Los mismos que condenan al hambre, son los que mueren de glotonería. Los mercados, que lejos de ser tales son redes de información privilegiada, saben que no tienen que confiar en nadie y por eso son tan sensibles a cualquier movimiento, especialmente los que vienen de la banca o de la política, que cada vez están más indiferenciados. La bolsa sabe –sus articuladores- que las aguas en donde ellos moran están llenas de tiburones. Lo que ellos no cojan, lo cogerán otros. Es una cuestión de rapidez. Es el juego de la silla. Ellos lo saben. La ciudadanía no.
Mencionar esto ya no sirve tampoco de gran cosa. Podemos oír estas quejas incluso en las radios públicas. Pero no se genera ninguna transformación. La sobreinformación, el tono jocoso o la saturación ante el horror consiguen que no ocurra nada. También la esperanza de no estar señalado para ser de los que se hundan. Una estrategia históricamente bastante desafortunada.

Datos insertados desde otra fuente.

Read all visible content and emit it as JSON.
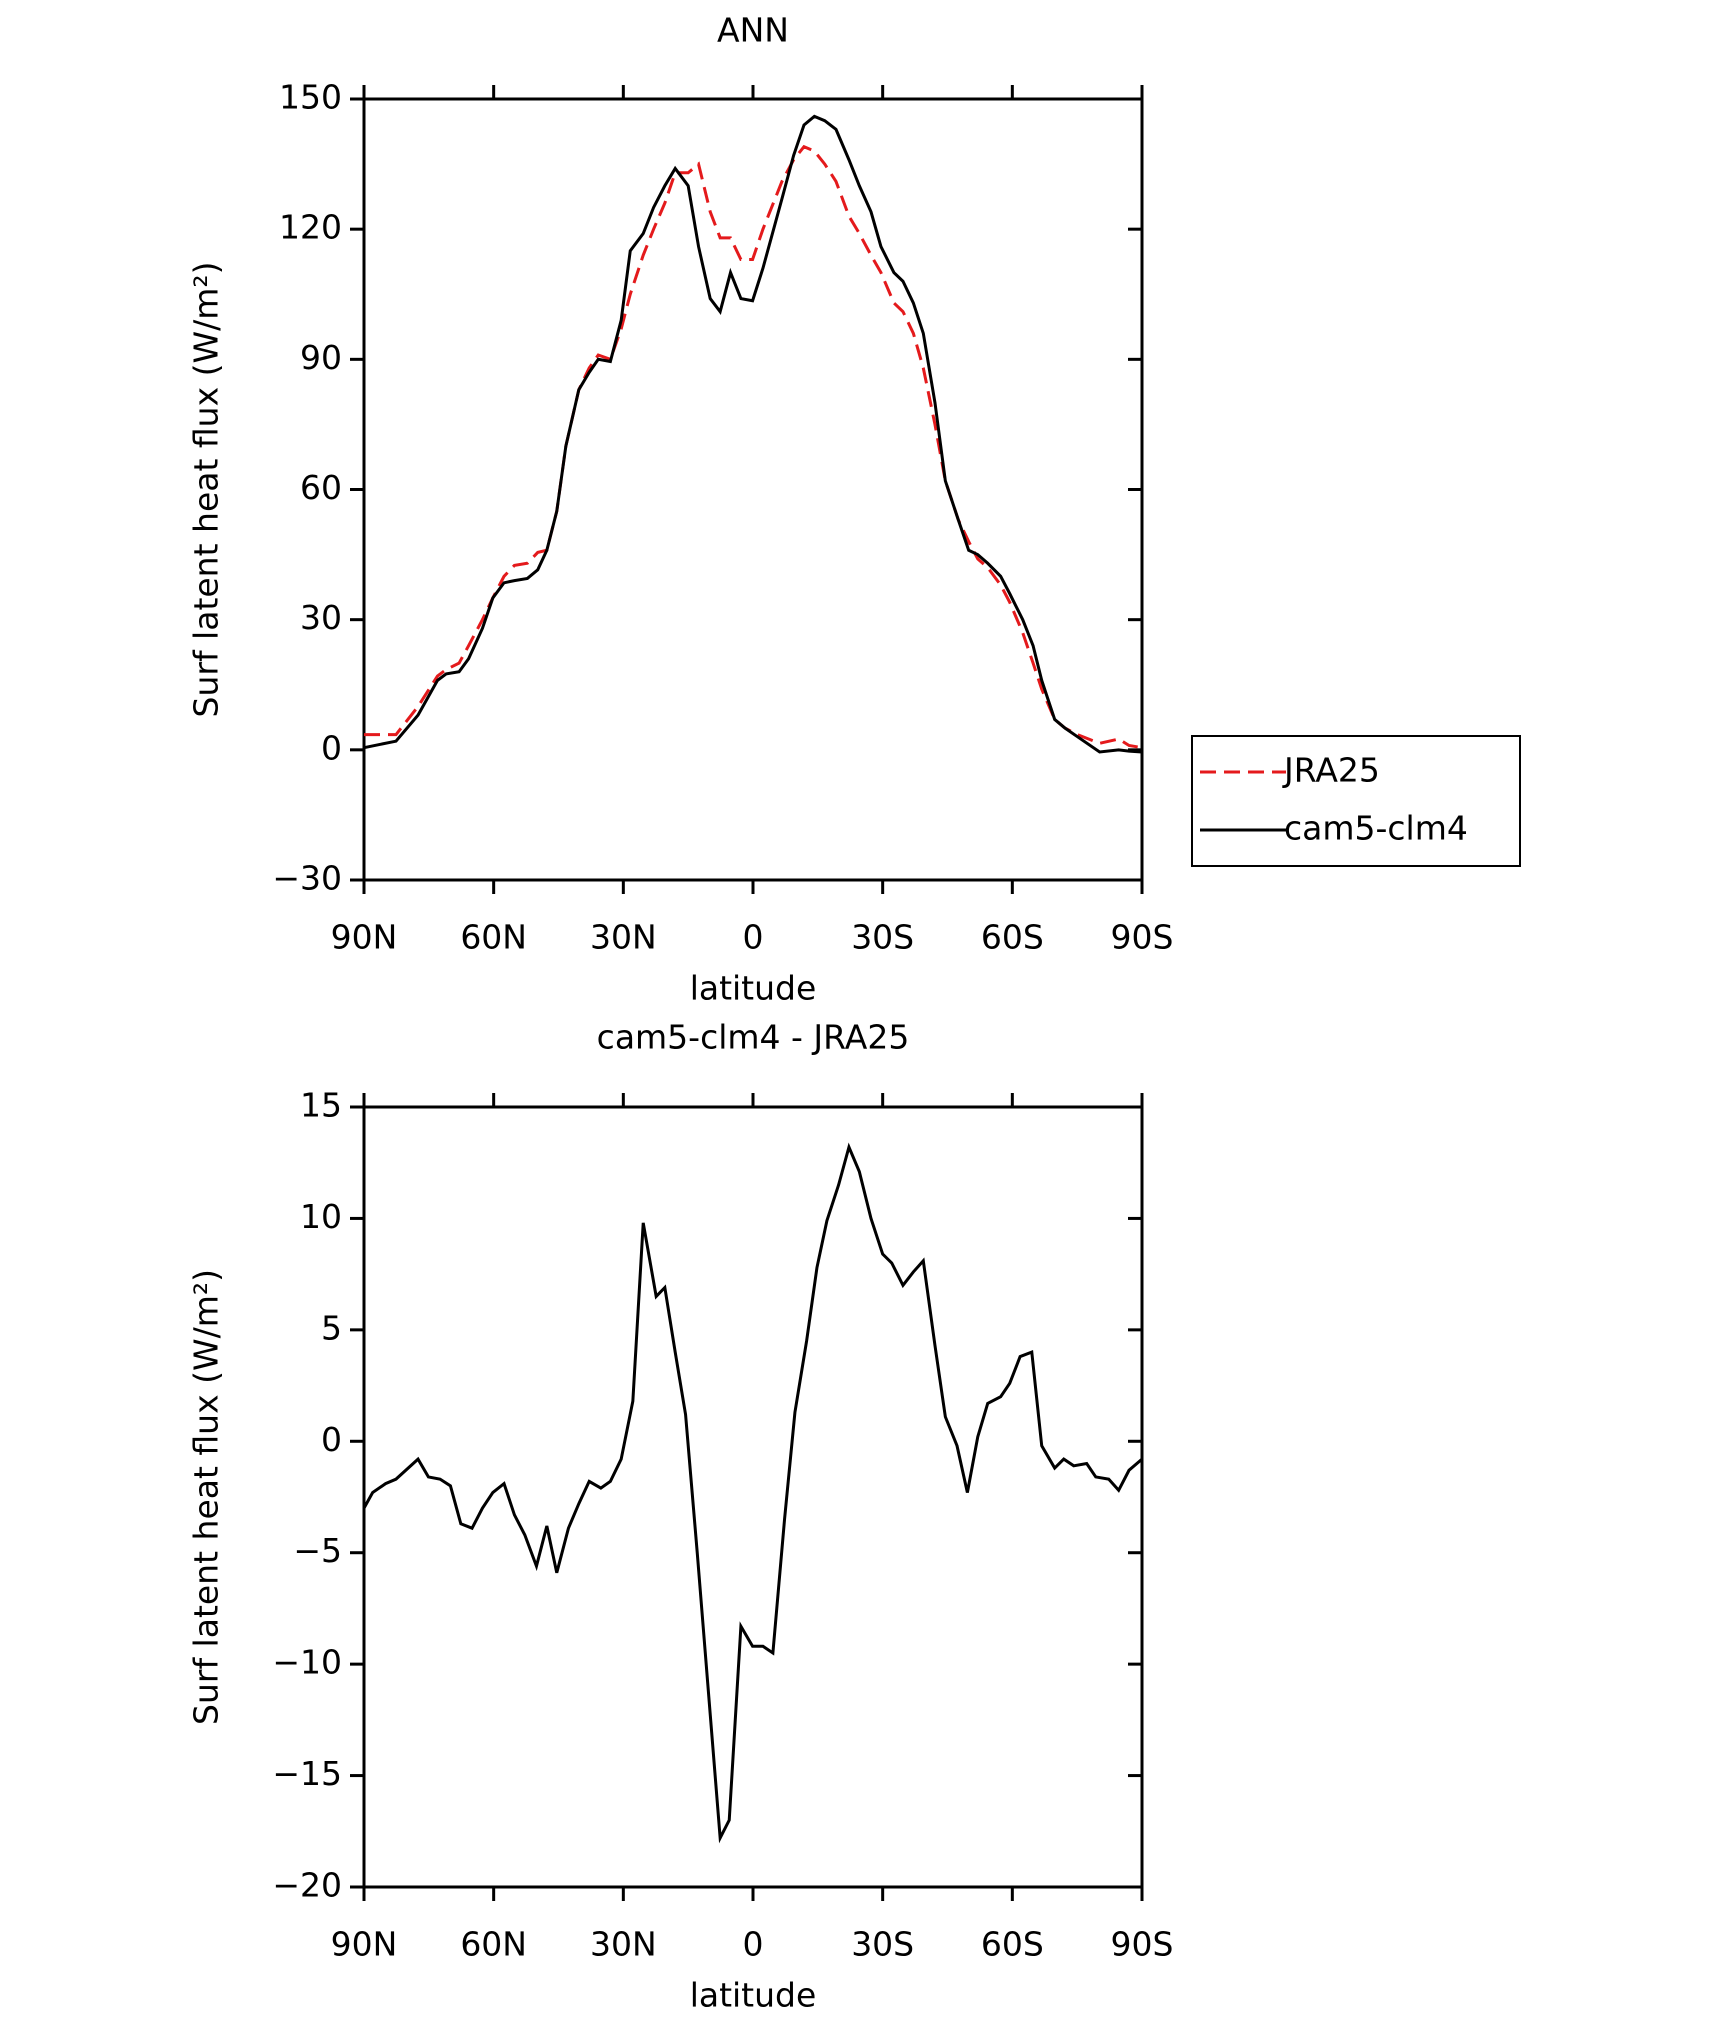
{
  "chart_data": [
    {
      "type": "line",
      "title": "ANN",
      "xlabel": "latitude",
      "ylabel": "Surf latent heat flux (W/m²)",
      "x": [
        90,
        82.6,
        77.5,
        73,
        71,
        68,
        65.8,
        62.6,
        60.2,
        57.6,
        55.2,
        52.2,
        49.8,
        47.7,
        45.4,
        43.3,
        40.3,
        37.9,
        35.8,
        33,
        30.5,
        28.4,
        25.4,
        23,
        20.4,
        18,
        15,
        12.6,
        9.9,
        7.6,
        5.2,
        2.8,
        0.1,
        -2.3,
        -6.7,
        -9.4,
        -11.8,
        -14.2,
        -16.6,
        -19.2,
        -22.2,
        -24.6,
        -27.3,
        -29.6,
        -32.6,
        -34.7,
        -37.1,
        -39.4,
        -42.1,
        -44.5,
        -47.5,
        -49.9,
        -52,
        -54.3,
        -57.3,
        -59.4,
        -62.4,
        -64.8,
        -66.8,
        -69.8,
        -72.2,
        -75.1,
        -80.2,
        -84.6,
        -87,
        -90
      ],
      "series": [
        {
          "name": "JRA25",
          "color": "#e41a1c",
          "line_style": "dashed",
          "values": [
            3.5,
            3.5,
            10,
            17,
            18.5,
            20,
            24,
            30,
            35,
            40,
            42.5,
            43,
            45.5,
            46,
            55,
            70,
            83,
            88,
            91,
            90,
            97,
            105,
            114,
            120,
            126,
            133,
            133,
            135,
            124,
            118,
            118,
            113,
            113,
            120,
            131,
            136,
            139,
            138,
            135,
            131,
            123,
            119,
            114,
            110,
            103,
            101,
            96,
            88,
            75,
            62,
            53,
            48,
            44,
            42,
            38,
            34,
            27,
            20,
            14,
            7,
            5,
            3.5,
            1.5,
            2.5,
            1,
            0.5
          ]
        },
        {
          "name": "cam5-clm4",
          "color": "#000000",
          "line_style": "solid",
          "values": [
            0.5,
            2,
            8,
            16,
            17.5,
            18,
            21,
            28,
            35,
            38.5,
            39,
            39.5,
            41.5,
            46,
            55,
            70,
            83,
            87,
            90,
            89.5,
            99,
            115,
            119,
            125,
            130,
            134,
            130,
            116,
            104,
            101,
            110,
            104,
            103.5,
            111,
            127,
            137,
            144,
            146,
            145,
            143,
            136,
            130,
            124,
            116,
            110,
            108,
            103,
            96,
            80,
            62,
            53,
            46,
            45,
            43,
            40,
            36,
            30,
            24,
            16,
            7,
            5,
            3,
            -0.5,
            0,
            -0.3,
            -0.5
          ]
        }
      ],
      "xlim": [
        90,
        -90
      ],
      "xticks": [
        {
          "value": 90,
          "label": "90N"
        },
        {
          "value": 60,
          "label": "60N"
        },
        {
          "value": 30,
          "label": "30N"
        },
        0,
        {
          "value": -30,
          "label": "30S"
        },
        {
          "value": -60,
          "label": "60S"
        },
        {
          "value": -90,
          "label": "90S"
        }
      ],
      "ylim": [
        -30,
        150
      ],
      "yticks": [
        {
          "value": -30,
          "label": "−30"
        },
        0,
        30,
        60,
        90,
        120,
        150
      ],
      "legend": "right"
    },
    {
      "type": "line",
      "title": "cam5-clm4 - JRA25",
      "xlabel": "latitude",
      "ylabel": "Surf latent heat flux (W/m²)",
      "x": [
        90,
        88,
        85,
        82.6,
        77.5,
        75.1,
        72.4,
        70,
        67.6,
        65,
        62.6,
        60.2,
        57.6,
        55.2,
        52.8,
        50.1,
        47.7,
        45.4,
        42.7,
        40.3,
        37.9,
        35.2,
        33,
        30.5,
        27.8,
        25.4,
        22.4,
        20.4,
        18,
        15.6,
        12.9,
        10.5,
        7.6,
        5.5,
        2.8,
        0.1,
        -2.3,
        -4.6,
        -7.3,
        -9.7,
        -12.4,
        -14.8,
        -17.1,
        -19.8,
        -22.2,
        -24.6,
        -27.3,
        -30,
        -32.1,
        -34.7,
        -37.1,
        -39.4,
        -42.1,
        -44.5,
        -47.2,
        -49.6,
        -52,
        -54.3,
        -57.3,
        -59.4,
        -61.8,
        -64.5,
        -66.8,
        -69.8,
        -71.9,
        -74.2,
        -77.2,
        -79.3,
        -82.3,
        -84.6,
        -87,
        -90
      ],
      "series": [
        {
          "color": "#000000",
          "line_style": "solid",
          "values": [
            -3,
            -2.3,
            -1.9,
            -1.7,
            -0.8,
            -1.6,
            -1.7,
            -2,
            -3.7,
            -3.9,
            -3,
            -2.3,
            -1.9,
            -3.3,
            -4.2,
            -5.6,
            -3.8,
            -5.9,
            -3.9,
            -2.8,
            -1.8,
            -2.1,
            -1.8,
            -0.8,
            1.8,
            9.8,
            6.5,
            6.9,
            4,
            1.2,
            -5,
            -10.8,
            -17.8,
            -17,
            -8.3,
            -9.2,
            -9.2,
            -9.5,
            -3.5,
            1.3,
            4.5,
            7.8,
            9.9,
            11.5,
            13.2,
            12.1,
            10,
            8.4,
            8,
            7,
            7.6,
            8.1,
            4.3,
            1.1,
            -0.2,
            -2.3,
            0.2,
            1.7,
            2,
            2.6,
            3.8,
            4,
            -0.2,
            -1.2,
            -0.8,
            -1.1,
            -1,
            -1.6,
            -1.7,
            -2.2,
            -1.3,
            -0.8
          ]
        }
      ],
      "xlim": [
        90,
        -90
      ],
      "xticks": [
        {
          "value": 90,
          "label": "90N"
        },
        {
          "value": 60,
          "label": "60N"
        },
        {
          "value": 30,
          "label": "30N"
        },
        0,
        {
          "value": -30,
          "label": "30S"
        },
        {
          "value": -60,
          "label": "60S"
        },
        {
          "value": -90,
          "label": "90S"
        }
      ],
      "ylim": [
        -20,
        15
      ],
      "yticks": [
        {
          "value": -20,
          "label": "−20"
        },
        {
          "value": -15,
          "label": "−15"
        },
        {
          "value": -10,
          "label": "−10"
        },
        {
          "value": -5,
          "label": "−5"
        },
        0,
        5,
        10,
        15
      ]
    }
  ]
}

Quedaría el escrache, esa táctica ciudadana inventada por los hijos de los desaparecidos durante la dictadura argentina, que consistía en perseguir a los torturadores a la panadería, al portal de su casa, al restaurante, al cine, para decirle a todo el mundo que esas personas de aspecto adorable eran monstruos. Interrogado el enriquecido director de la quebrada Caja del Mediterráneo sobre si tenía la conciencia tranquila, sin mover un músculo de la cara, y sabiéndose respaldado por el obispo responsable, contestó: “totalmente”. En cualquier caso, esa misma noche podía ir a cenar al restaurante más caro de la ciudad sin verse interrumpido.
Hay un ángulo no alumbrado de las reformas educativas. Las clases privilegiadas, cada vez con más nitidez, no quieren que sus cachorros se mezclen con la chusma. La élite aristocrática siempre ha organizado fiestas para que sus hijas, jóvenes y atolondradas, no cometieran la tontería de enamorarse de alguien de otra clase. Cuanto antes se comprometieran, mejor, porque así se conjuraba que se fueran, no con con un trompista negro de la vecindad, como rezaba la canción, sino con alguien que no tuviera detrás unas cuantas generaciones de solvencia. Esos que aún podían llegar a algunos colegios o a algunas universidades.
En los tiempos que corren, hay que asegurar las diferencias. Y esa lógica recorre casi todas las transformaciones. En los colegios, en los barrios, en las universidades. De ahí el escándalo de Esperanza Aguirre de que alguien pueda rondar su portal. Ahora que ya no está ETA ni su macabra excusa, igual vienen los que de verdad tienen razones para estar enfadados.